For the past 10 years, St. Augustine pastor Mentesana has been thinking up ways to better serve the community of 35,000 people that surrounds his church, Meyers said. He said he remembers when his boys started answering “we’re going to the church” on a regular basis. Mentesana had set up a ping-pong table and would organize games of soccer and other informal programs throughout the year.

“One of the assets of this particular parish is that they have tremendous participation from the volunteer level,” Meyers said. “It’s not a question of whether we can get the proper programs out; it’s not a question of whether they will be well-attended. The problem is really one of facility.”

Meyers said that in the past eight months, the committee has been able to raise $500,000 for the family centre — “in a community that has no money,” he added.

“That’s how much people support this project and how badly it’s needed,” he said. “From both within the community and outside the community, if we’re able to provide this parish with the resources then I personally believe that some fantastic things can be done.”

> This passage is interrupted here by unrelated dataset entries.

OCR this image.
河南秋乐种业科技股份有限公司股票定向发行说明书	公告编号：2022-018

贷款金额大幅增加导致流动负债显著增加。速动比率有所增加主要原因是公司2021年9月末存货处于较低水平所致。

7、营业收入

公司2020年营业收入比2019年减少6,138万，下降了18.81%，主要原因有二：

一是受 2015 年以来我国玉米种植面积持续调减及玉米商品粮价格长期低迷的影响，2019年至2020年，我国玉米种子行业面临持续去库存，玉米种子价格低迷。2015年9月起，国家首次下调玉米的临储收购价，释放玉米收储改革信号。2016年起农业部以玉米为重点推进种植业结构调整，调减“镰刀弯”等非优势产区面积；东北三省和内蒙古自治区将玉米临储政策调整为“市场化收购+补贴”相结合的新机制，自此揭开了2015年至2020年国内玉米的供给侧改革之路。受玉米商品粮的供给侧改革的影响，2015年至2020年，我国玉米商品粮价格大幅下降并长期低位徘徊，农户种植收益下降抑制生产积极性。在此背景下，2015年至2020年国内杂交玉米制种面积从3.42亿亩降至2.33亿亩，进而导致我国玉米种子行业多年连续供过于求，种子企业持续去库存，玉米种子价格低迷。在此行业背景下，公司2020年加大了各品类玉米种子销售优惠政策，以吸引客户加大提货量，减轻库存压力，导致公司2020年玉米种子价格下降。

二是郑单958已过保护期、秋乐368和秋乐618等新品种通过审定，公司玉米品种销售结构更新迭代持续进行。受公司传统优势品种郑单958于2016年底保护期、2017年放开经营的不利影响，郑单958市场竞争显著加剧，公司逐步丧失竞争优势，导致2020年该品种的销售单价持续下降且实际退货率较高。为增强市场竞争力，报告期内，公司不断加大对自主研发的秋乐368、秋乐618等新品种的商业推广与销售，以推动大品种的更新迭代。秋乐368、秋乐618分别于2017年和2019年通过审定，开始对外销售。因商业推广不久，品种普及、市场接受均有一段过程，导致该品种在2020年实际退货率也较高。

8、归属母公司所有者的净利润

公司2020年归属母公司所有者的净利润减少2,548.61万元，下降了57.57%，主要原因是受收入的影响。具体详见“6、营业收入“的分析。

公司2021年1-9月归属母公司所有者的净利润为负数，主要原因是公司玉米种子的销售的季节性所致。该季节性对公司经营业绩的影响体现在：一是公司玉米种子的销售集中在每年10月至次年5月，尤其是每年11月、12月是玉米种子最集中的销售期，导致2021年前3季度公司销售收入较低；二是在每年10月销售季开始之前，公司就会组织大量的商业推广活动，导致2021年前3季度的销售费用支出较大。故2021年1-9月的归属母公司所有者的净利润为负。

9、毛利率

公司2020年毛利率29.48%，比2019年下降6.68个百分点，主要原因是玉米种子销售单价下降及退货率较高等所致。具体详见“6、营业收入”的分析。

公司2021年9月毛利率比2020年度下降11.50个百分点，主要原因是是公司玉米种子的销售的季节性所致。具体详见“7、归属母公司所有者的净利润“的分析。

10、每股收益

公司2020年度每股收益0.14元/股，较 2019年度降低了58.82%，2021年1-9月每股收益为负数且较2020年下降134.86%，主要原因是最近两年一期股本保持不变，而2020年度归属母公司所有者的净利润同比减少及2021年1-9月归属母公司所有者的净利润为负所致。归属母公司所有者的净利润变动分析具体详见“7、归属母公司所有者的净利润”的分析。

The archdiocese of Toronto has loaned $1.135-million for the $1.65-million project, which also included repairs to the church roof.

Sept. 7 was to be the ground-breaking ceremony for the family centre, which will be approximately 10,000 square feet and will include a hall-gymnasium, kitchen, meeting rooms, foyer, offices and storage space. 

Today, the parish offers activities in three main languages (English, Italian and Spanish) but serves a community of more than 40 different nationalities. The church activities include prayer groups, perpetual adoration, after-school programs for kids, weekly catechism for kids, youth and adults, spiritual retreats, assistance to the poor, sick and elderly, defence and promotion groups for life and family, Bible studies, devotional groups, family weekends, youth weekends, social gatherings, cultural and arts presentations and more.

At the ground-breaking ceremony (after The Register’s press deadline), the parish also planned to bury two time capsules — a historical capsule and one with a mission statement and a list of things it would like to have accomplished by a certain date, which will be revisited and revised if necessary.

Mentesana said he would love to expand the after-school children’s program from two days a week to five. It currently runs from 3 p.m. to 6 p.m. on Wednesdays and Fridays and has grown from a small group of six kids to 30 in only two years.

“Another thing also, we would like to enlarge our food bank and also offer some prepared food,” Mentesana said. “Here we have more than 50 families who are knocking on the door permanently for food.”

Providing both food and personal support to the community is very important, Mentesana said, which is why he also goes  door to door every year with a group of seminarians, sisters and lay people (anywhere from 25 to 40 people) on a mission outreach throughout the entire neighbourhood.

“In that way, we can know the people, their needs and at the same time in order to assist them and invite them to come participate in our programs as well as volunteer,” Mentesana said.

Mentesana also takes a group of people to visit seniors living close by. He said that some of the elderly live completely alone. In two different cases elderly people died without anyone discovering the corpses until a few days later. So with volunteers, he visits the elderly residents, cleans their apartment, brings them some food and invites them to the church programs. 

Anthony Opoku-Boateng, a parishioner from Ghana, said Mentesana was a gift from God for the parish.

“Fr. Daniel struggled hard to bring all these things together,” he said. “Everybody in the area knows what he is doing. He is bringing hope to the people.”

A father of three, Opoku-Boateng added that his boys can be seen daily playing basketball in the church parking lot.

“This area will have a good life, especially the kids,” he said. “My kids, here is their home.”

The church plans to host more educational activities for the children in the neighbourhood — regardless of religion — like intramural sports to keep children off the streets and draw them to a place where they will be safe and have access to strong faith formation.